Key distinction: Migratory polyarthralgia + tenosynovitis + pustules = DGI; abrupt fixed monoarthritis = non-gonococcal S. aureus.

— 65-year-old with RA on methotrexate presents with 3-day swollen, hot left knee, fever 38.7°C, refuses to bend knee. Synovial WBC 78,000 with 92% PMNs, Gram stain shows GPCs in clusters.
— Answer: Arthrocentesis already done → empiric vancomycin + ceftriaxone, urgent ortho consult for arthroscopic washout.
— 24-year-old sexually active woman with 1-week migratory wrist/ankle pain, vesicopustular rash on fingers, tenosynovitis of right wrist.
— Answer: Blood/synovial/urethral NAAT for gonococcus; IV ceftriaxone 1 g daily + single dose azithromycin/doxycycline for Chlamydia; partner notification.
— 32-year-old with IV heroin use, fever, sternoclavicular swelling, tender to palpation.
— Answer: CT chest to evaluate mediastinal extension; vancomycin + cefepime; ortho/CT surgery consult; HIV/HCV/HBV testing; addiction medicine referral.
— 3-year-old with fever, refusal to walk, hip held in flexion-abduction-ER; ESR 60, WBC 16,000.
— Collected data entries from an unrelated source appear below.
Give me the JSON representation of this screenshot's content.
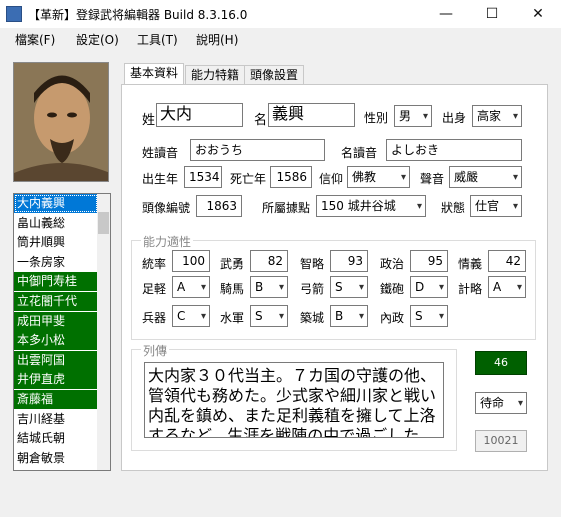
{
  "window": {
    "title": "【革新】登録武将編輯器 Build 8.3.16.0",
    "minimize": "—",
    "maximize": "☐",
    "close": "✕"
  },
  "menu": [
    "檔案(F)",
    "設定(O)",
    "工具(T)",
    "說明(H)"
  ],
  "list": {
    "items": [
      {
        "label": "大内義興",
        "state": "selected"
      },
      {
        "label": "畠山義総",
        "state": "normal"
      },
      {
        "label": "筒井順興",
        "state": "normal"
      },
      {
        "label": "一条房家",
        "state": "normal"
      },
      {
        "label": "中御門寿桂",
        "state": "green"
      },
      {
        "label": "立花闇千代",
        "state": "green"
      },
      {
        "label": "成田甲斐",
        "state": "green"
      },
      {
        "label": "本多小松",
        "state": "green"
      },
      {
        "label": "出雲阿国",
        "state": "green"
      },
      {
        "label": "井伊直虎",
        "state": "green"
      },
      {
        "label": "斎藤福",
        "state": "green"
      },
      {
        "label": "吉川経基",
        "state": "normal"
      },
      {
        "label": "結城氏朝",
        "state": "normal"
      },
      {
        "label": "朝倉敏景",
        "state": "normal"
      }
    ]
  },
  "tabs": [
    "基本資料",
    "能力特籍",
    "頭像設置"
  ],
  "basic": {
    "surname_label": "姓",
    "surname": "大内",
    "given_label": "名",
    "given": "義興",
    "gender_label": "性別",
    "gender": "男",
    "origin_label": "出身",
    "origin": "高家",
    "surname_reading_label": "姓讀音",
    "surname_reading": "おおうち",
    "given_reading_label": "名讀音",
    "given_reading": "よしおき",
    "birth_label": "出生年",
    "birth": "1534",
    "death_label": "死亡年",
    "death": "1586",
    "faith_label": "信仰",
    "faith": "佛教",
    "voice_label": "聲音",
    "voice": "威嚴",
    "portrait_no_label": "頭像編號",
    "portrait_no": "1863",
    "location_label": "所屬據點",
    "location": "150 城井谷城",
    "status_label": "狀態",
    "status": "仕官"
  },
  "ability": {
    "title": "能力適性",
    "stats": [
      {
        "label": "統率",
        "value": "100"
      },
      {
        "label": "武勇",
        "value": "82"
      },
      {
        "label": "智略",
        "value": "93"
      },
      {
        "label": "政治",
        "value": "95"
      },
      {
        "label": "情義",
        "value": "42"
      }
    ],
    "apt_row1": [
      {
        "label": "足軽",
        "value": "A"
      },
      {
        "label": "騎馬",
        "value": "B"
      },
      {
        "label": "弓箭",
        "value": "S"
      },
      {
        "label": "鐵砲",
        "value": "D"
      },
      {
        "label": "計略",
        "value": "A"
      }
    ],
    "apt_row2": [
      {
        "label": "兵器",
        "value": "C"
      },
      {
        "label": "水軍",
        "value": "S"
      },
      {
        "label": "築城",
        "value": "B"
      },
      {
        "label": "內政",
        "value": "S"
      }
    ]
  },
  "bio": {
    "title": "列傳",
    "text": "大内家３０代当主。７カ国の守護の他、管領代も務めた。少式家や細川家と戦い内乱を鎮め、また足利義稙を擁して上洛するなど、生涯を戦陣の中で過ごした。"
  },
  "side": {
    "green_value": "46",
    "mode": "待命",
    "id": "10021"
  }
}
— Answer: Kocher 4/4 → urgent OR drainage; cover S. aureus and Kingella with cefazolin or vancomycin.
— 70-year-old 6 months post TKA with 4 weeks of pain, sinus tract drainage. Synovial WBC 4,500 with 70% PMNs, culture-negative.
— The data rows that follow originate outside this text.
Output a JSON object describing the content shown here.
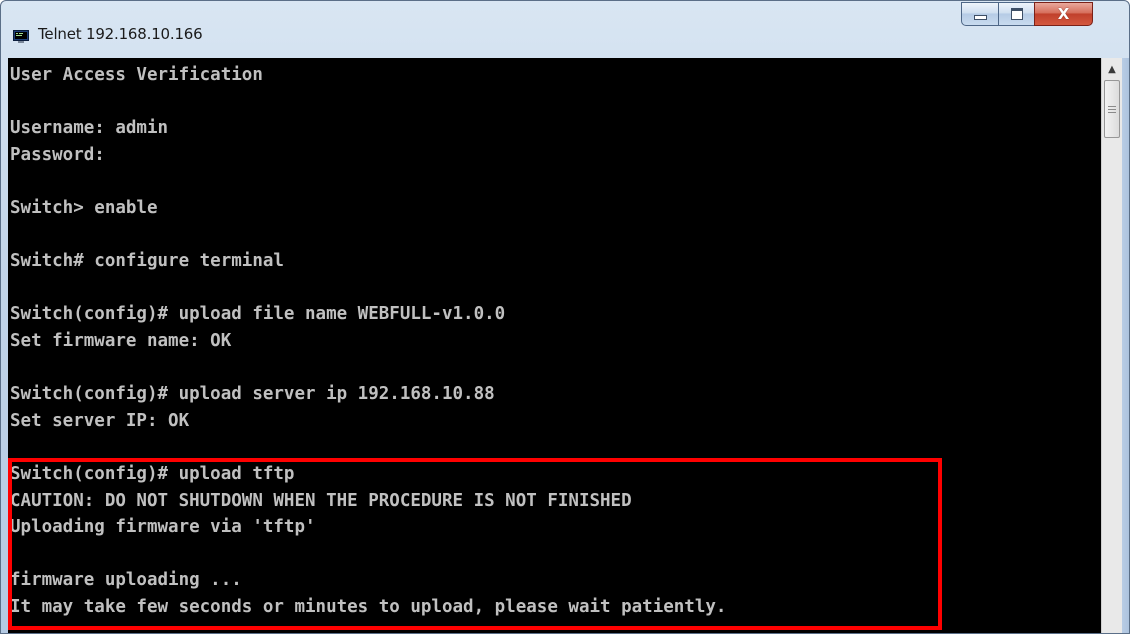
{
  "window": {
    "title": "Telnet 192.168.10.166",
    "icon": "telnet-terminal-icon",
    "controls": {
      "minimize_icon": "minimize-icon",
      "maximize_icon": "maximize-icon",
      "close_label": "X"
    }
  },
  "terminal": {
    "lines": [
      "User Access Verification",
      "",
      "Username: admin",
      "Password:",
      "",
      "Switch> enable",
      "",
      "Switch# configure terminal",
      "",
      "Switch(config)# upload file name WEBFULL-v1.0.0",
      "Set firmware name: OK",
      "",
      "Switch(config)# upload server ip 192.168.10.88",
      "Set server IP: OK",
      "",
      "Switch(config)# upload tftp",
      "CAUTION: DO NOT SHUTDOWN WHEN THE PROCEDURE IS NOT FINISHED",
      "Uploading firmware via 'tftp'",
      "",
      "firmware uploading ...",
      "It may take few seconds or minutes to upload, please wait patiently."
    ]
  },
  "colors": {
    "terminal_bg": "#000000",
    "terminal_text": "#c0c0c0",
    "highlight_border": "#ff0000"
  }
}
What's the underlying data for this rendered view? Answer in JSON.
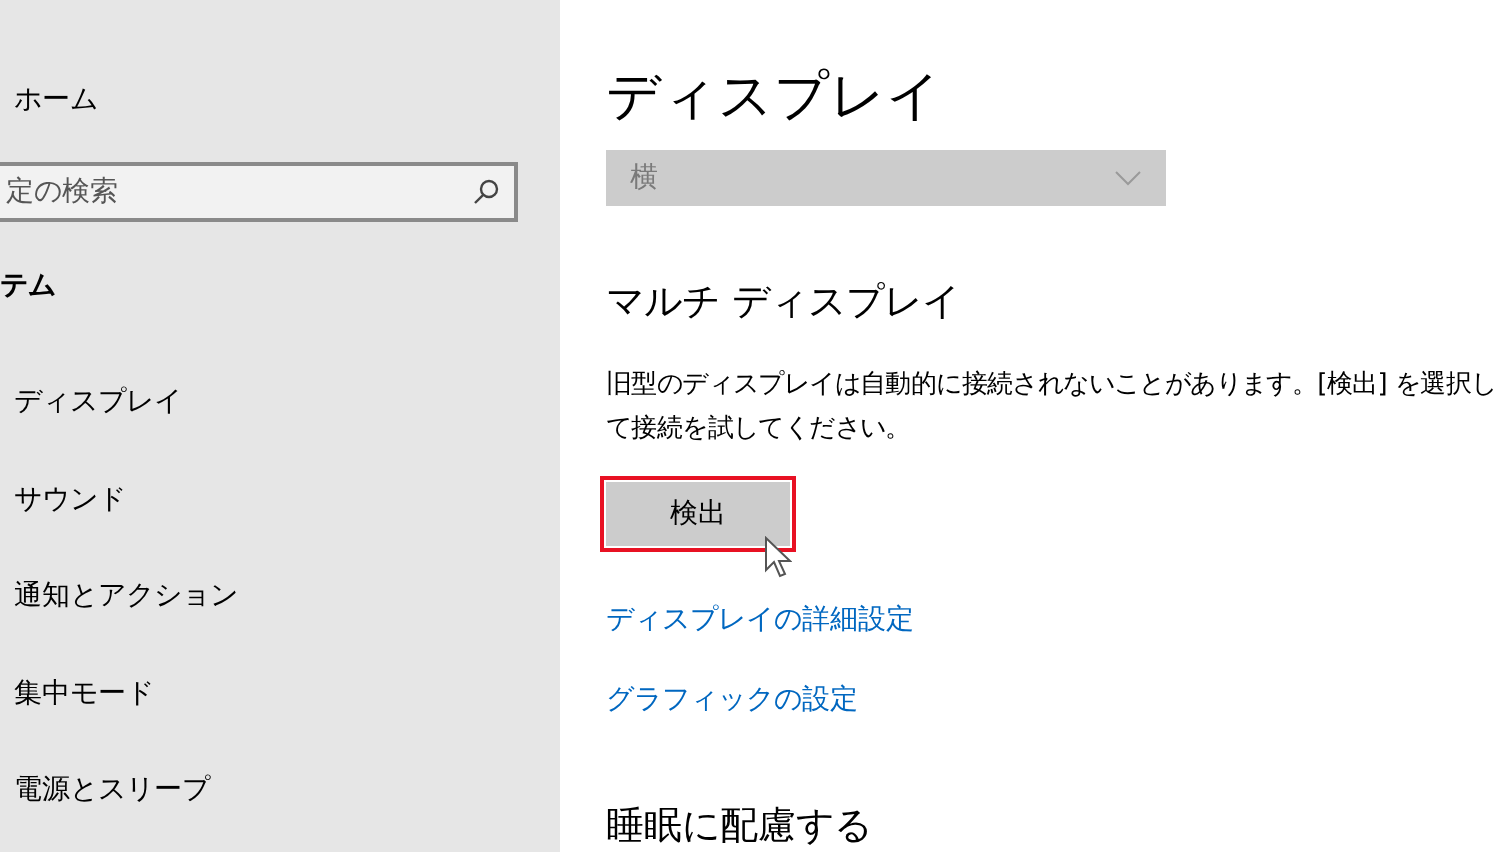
{
  "sidebar": {
    "home": "ホーム",
    "search": {
      "placeholder": "定の検索"
    },
    "section_title": "テム",
    "items": [
      {
        "label": "ディスプレイ"
      },
      {
        "label": "サウンド"
      },
      {
        "label": "通知とアクション"
      },
      {
        "label": "集中モード"
      },
      {
        "label": "電源とスリープ"
      }
    ]
  },
  "main": {
    "title": "ディスプレイ",
    "orientation": {
      "value": "横",
      "disabled": true
    },
    "multi_display": {
      "heading": "マルチ ディスプレイ",
      "description": "旧型のディスプレイは自動的に接続されないことがあります。[検出] を選択して接続を試してください。",
      "detect_button": {
        "label": "検出",
        "highlighted": true
      }
    },
    "links": [
      "ディスプレイの詳細設定",
      "グラフィックの設定"
    ],
    "night_heading": "睡眠に配慮する"
  }
}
— Answer: Chronic PJI → two-stage revision arthroplasty; hold antibiotics before re-aspiration if safe; consider alpha-defensin and prolonged anaerobic cultures.
— Known gout patient with knee flare, fever, synovial WBC 60,000 with positive crystals and Gram stain showing GPCs.
— Answer: Treat both — antibiotics + drainage plus anti-inflammatory for crystals.
Step 3 management: When the stem includes "what is the next best step" in a hot joint scenario, the answer is almost always arthrocentesis unless the patient is in shock — then it's antibiotics + IVF + simultaneous arrangement of tap.
Board pearl: "Polyarticular septic arthritis" stem = check TTE for endocarditis.

Septic arthritis is a joint-and-life-threatening emergency in which urgent arthrocentesis, prompt empiric IV antibiotics tailored to host and Gram stain, and definitive surgical drainage — not antibiotics alone — determine outcome.
Board pearl: When in doubt — tap the joint, culture the blood, call ortho, start vanc + ceftriaxone.